Green the financial system
The roadmap has three phases to ‘green the financial system’. All will require legislation.
Phase 1 is ensuring that investors have ‘decision-useful’ information about sustainability from the entities that they finance or invest in. The roadmap raises concerns about green washing and notes that voluntary sustainability disclosure regimes are currently widespread but often inconsistent; information from different organisations is not always comparable. The focus is on decision-useful, comparable disclosure, which shows a positive ongoing impact on sustainability.
This is regarded as crucial and underpins much of the roadmap. Disclosure will sit within a framework known as the Sustainability Disclosure Requirements, or SDR, which will bring together existing sustainability-related disclosure requirements in a targeted, specific and integrated way. Whilst a degree of interpretation on a sector-wide basis may be useful, the new rules will be based on an internationally focused non-sector specific regulatory framework; and ultimately each RP will be responsible for its own compliance.
Phase 2 is a call to action, to ensure that business and financial decisions are made using SDR and with sustainability in mind.
Phase 3 focuses on investor stewardship, ensuring that financial flows have indeed shifted to help the UK meets its net zero commitment and wider sustainability targets.

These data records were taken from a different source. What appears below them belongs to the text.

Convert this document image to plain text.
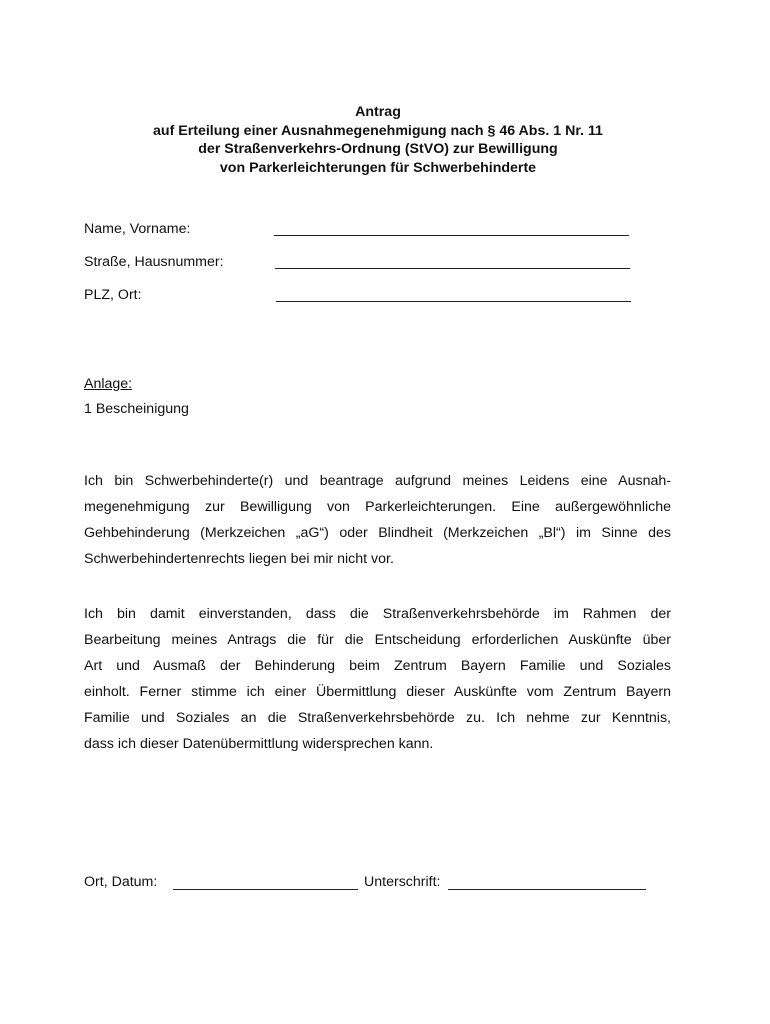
Antrag
auf Erteilung einer Ausnahmegenehmigung nach § 46 Abs. 1 Nr. 11
der Straßenverkehrs-Ordnung (StVO) zur Bewilligung
von Parkerleichterungen für Schwerbehinderte
Name, Vorname:
Straße, Hausnummer:
PLZ, Ort:
Anlage:
1 Bescheinigung
Ich bin Schwerbehinderte(r) und beantrage aufgrund meines Leidens eine Ausnah-
megenehmigung zur Bewilligung von Parkerleichterungen. Eine außergewöhnliche
Gehbehinderung (Merkzeichen „aG“) oder Blindheit (Merkzeichen „Bl“) im Sinne des
Schwerbehindertenrechts liegen bei mir nicht vor.
Ich bin damit einverstanden, dass die Straßenverkehrsbehörde im Rahmen der
Bearbeitung meines Antrags die für die Entscheidung erforderlichen Auskünfte über
Art und Ausmaß der Behinderung beim Zentrum Bayern Familie und Soziales
einholt. Ferner stimme ich einer Übermittlung dieser Auskünfte vom Zentrum Bayern
Familie und Soziales an die Straßenverkehrsbehörde zu. Ich nehme zur Kenntnis,
dass ich dieser Datenübermittlung widersprechen kann.
Ort, Datum:	Unterschrift:
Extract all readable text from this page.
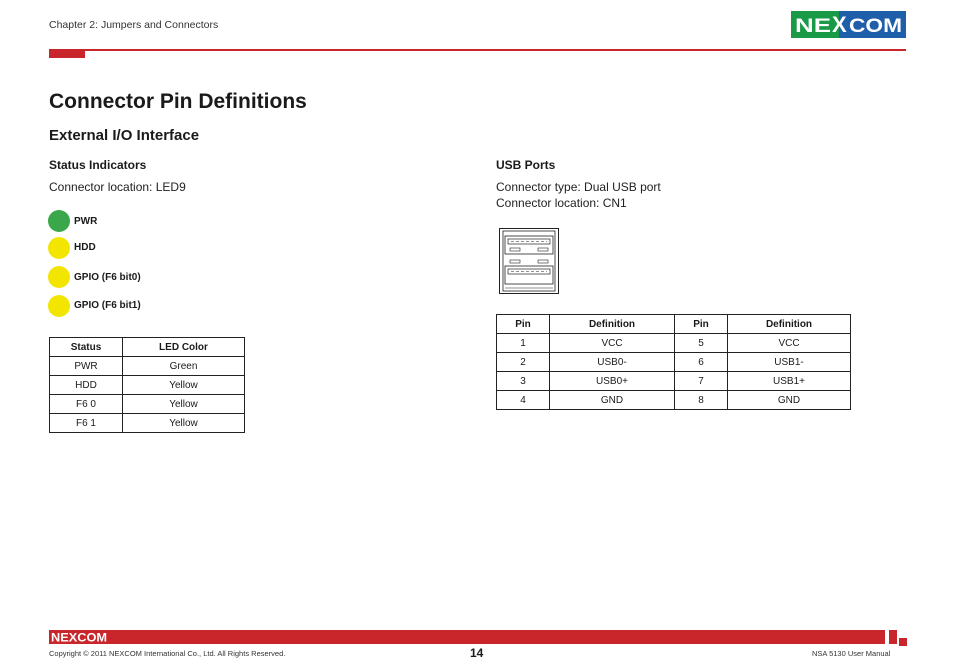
Chapter 2: Jumpers and Connectors	NE X COM
Connector Pin Definitions
External I/O Interface
Status Indicators
Connector location: LED9
PWR
HDD
GPIO (F6 bit0)
GPIO (F6 bit1)
Status	LED Color
PWR	Green
HDD	Yellow
F6 0	Yellow
F6 1	Yellow
USB Ports
Connector type: Dual USB port
Connector location: CN1
Pin	Definition	Pin	Definition
1	VCC	5	VCC
2	USB0-	6	USB1-
3	USB0+	7	USB1+
4	GND	8	GND
NEXCOM
Copyright © 2011 NEXCOM International Co., Ltd. All Rights Reserved.	14	NSA 5130 User Manual
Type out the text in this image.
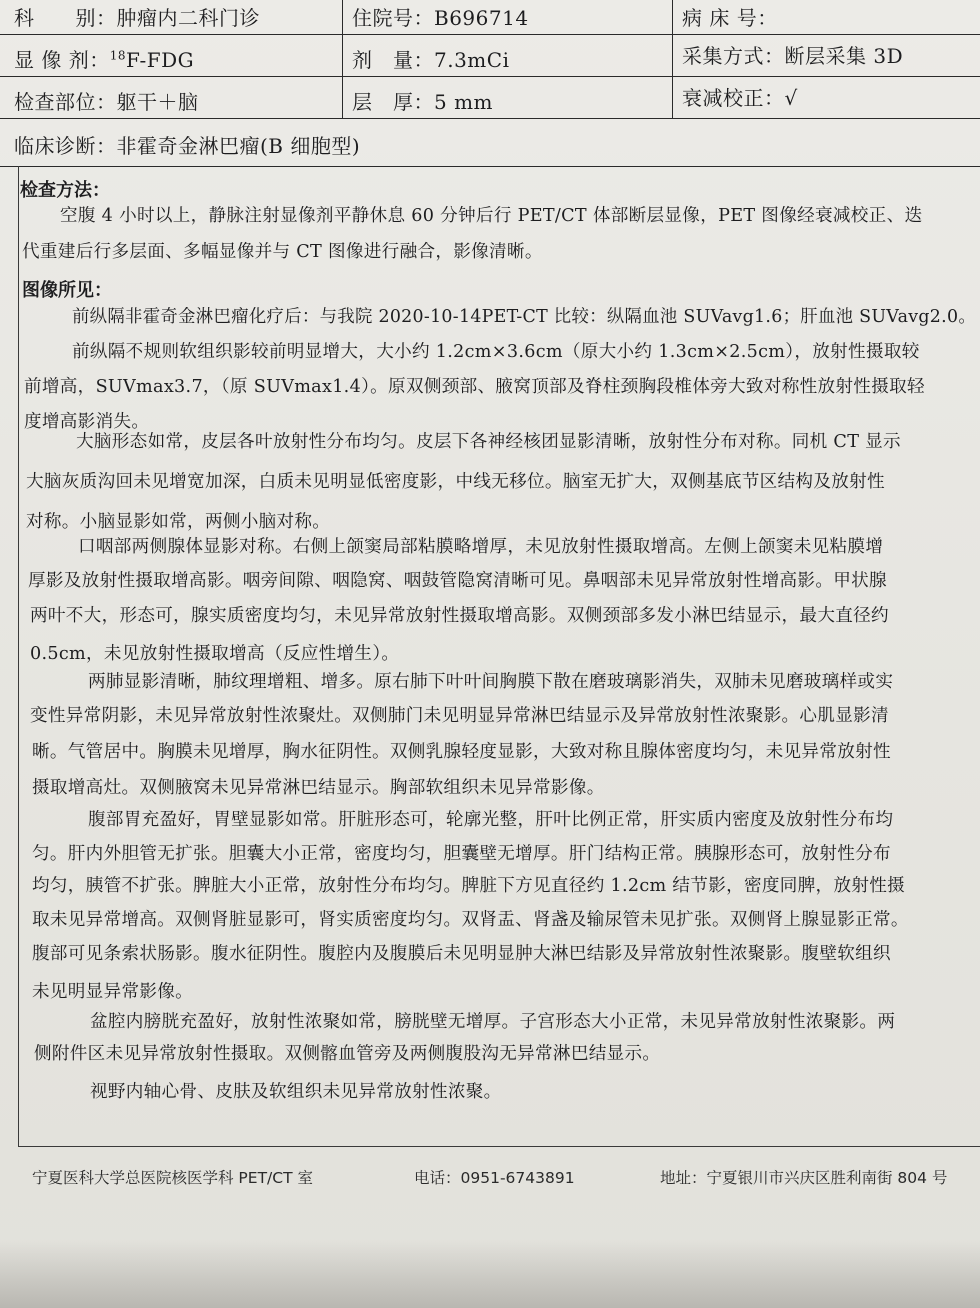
科　　别：肿瘤内二科门诊	住院号：B696714	病 床 号：
显 像 剂：$^{18}$F-FDG	剂　量：7.3mCi	采集方式：断层采集 3D
检查部位：躯干＋脑	层　厚：5 mm	衰减校正：√
临床诊断：非霍奇金淋巴瘤(B 细胞型)
检查方法：
空腹 4 小时以上，静脉注射显像剂平静休息 60 分钟后行 PET/CT 体部断层显像，PET 图像经衰减校正、迭
代重建后行多层面、多幅显像并与 CT 图像进行融合，影像清晰。
图像所见：
前纵隔非霍奇金淋巴瘤化疗后：与我院 2020-10-14PET-CT 比较：纵隔血池 SUVavg1.6；肝血池 SUVavg2.0。
前纵隔不规则软组织影较前明显增大，大小约 1.2cm×3.6cm（原大小约 1.3cm×2.5cm），放射性摄取较
前增高，SUVmax3.7，（原 SUVmax1.4）。原双侧颈部、腋窝顶部及脊柱颈胸段椎体旁大致对称性放射性摄取轻
度增高影消失。
大脑形态如常，皮层各叶放射性分布均匀。皮层下各神经核团显影清晰，放射性分布对称。同机 CT 显示
大脑灰质沟回未见增宽加深，白质未见明显低密度影，中线无移位。脑室无扩大，双侧基底节区结构及放射性
对称。小脑显影如常，两侧小脑对称。
口咽部两侧腺体显影对称。右侧上颌窦局部粘膜略增厚，未见放射性摄取增高。左侧上颌窦未见粘膜增
厚影及放射性摄取增高影。咽旁间隙、咽隐窝、咽鼓管隐窝清晰可见。鼻咽部未见异常放射性增高影。甲状腺
两叶不大，形态可，腺实质密度均匀，未见异常放射性摄取增高影。双侧颈部多发小淋巴结显示，最大直径约
0.5cm，未见放射性摄取增高（反应性增生）。
两肺显影清晰，肺纹理增粗、增多。原右肺下叶叶间胸膜下散在磨玻璃影消失，双肺未见磨玻璃样或实
变性异常阴影，未见异常放射性浓聚灶。双侧肺门未见明显异常淋巴结显示及异常放射性浓聚影。心肌显影清
晰。气管居中。胸膜未见增厚，胸水征阴性。双侧乳腺轻度显影，大致对称且腺体密度均匀，未见异常放射性
摄取增高灶。双侧腋窝未见异常淋巴结显示。胸部软组织未见异常影像。
腹部胃充盈好，胃壁显影如常。肝脏形态可，轮廓光整，肝叶比例正常，肝实质内密度及放射性分布均
匀。肝内外胆管无扩张。胆囊大小正常，密度均匀，胆囊壁无增厚。肝门结构正常。胰腺形态可，放射性分布
均匀，胰管不扩张。脾脏大小正常，放射性分布均匀。脾脏下方见直径约 1.2cm 结节影，密度同脾，放射性摄
取未见异常增高。双侧肾脏显影可，肾实质密度均匀。双肾盂、肾盏及输尿管未见扩张。双侧肾上腺显影正常。
腹部可见条索状肠影。腹水征阴性。腹腔内及腹膜后未见明显肿大淋巴结影及异常放射性浓聚影。腹壁软组织
未见明显异常影像。
盆腔内膀胱充盈好，放射性浓聚如常，膀胱壁无增厚。子宫形态大小正常，未见异常放射性浓聚影。两
侧附件区未见异常放射性摄取。双侧髂血管旁及两侧腹股沟无异常淋巴结显示。
视野内轴心骨、皮肤及软组织未见异常放射性浓聚。
宁夏医科大学总医院核医学科 PET/CT 室	电话：0951-6743891	地址：宁夏银川市兴庆区胜利南街 804 号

The ultimate aim is to ensure that businesses take sustainability into account in all of their decision making, and that they are able to report this in a consistent and uniform way, which investment managers and investors can then use to ensure that capital is applied to sustainability goals.
What should RPs do now?
Governance is key, as is having a strategy to identify, assess and manage sustainability related risks and goals. Metrics and targets will need to be understood and applied throughout the business. RPs will need to understand SDR and the UK Green Taxonomy and how they relate to their own business. Very soon, it will no longer be possible to consider compliance with ESG criteria as a voluntary matter or a ‘nice to have’; it will need to be business as usual.
Social housing providers should be collating data and readying operational systems and business teams to prepare and easily access the information that will be required for this enhanced disclosure. RPs should keep working with advisors who can apply the requirements to decision making throughout their businesses.
In terms of raising finance, RPs will need to be ready to volunteer KPIs or covenants to funders that are aspirational, measurable and achievable and which they are confident will work for them. As the ESG agenda develops, KPIs or covenants will become more standard and if RPs want to be sure that they can comply with these going forwards, they should be considering now, what they can achieve.
Louise Forrest is a Partner and Head of Head of Banking and Finance, James Duncan is a Partner in Corporate and Governance Team and Lucy Grimwood is a Senior Associate in the Housing Finance Team, at law firm Winckworth Sherwood.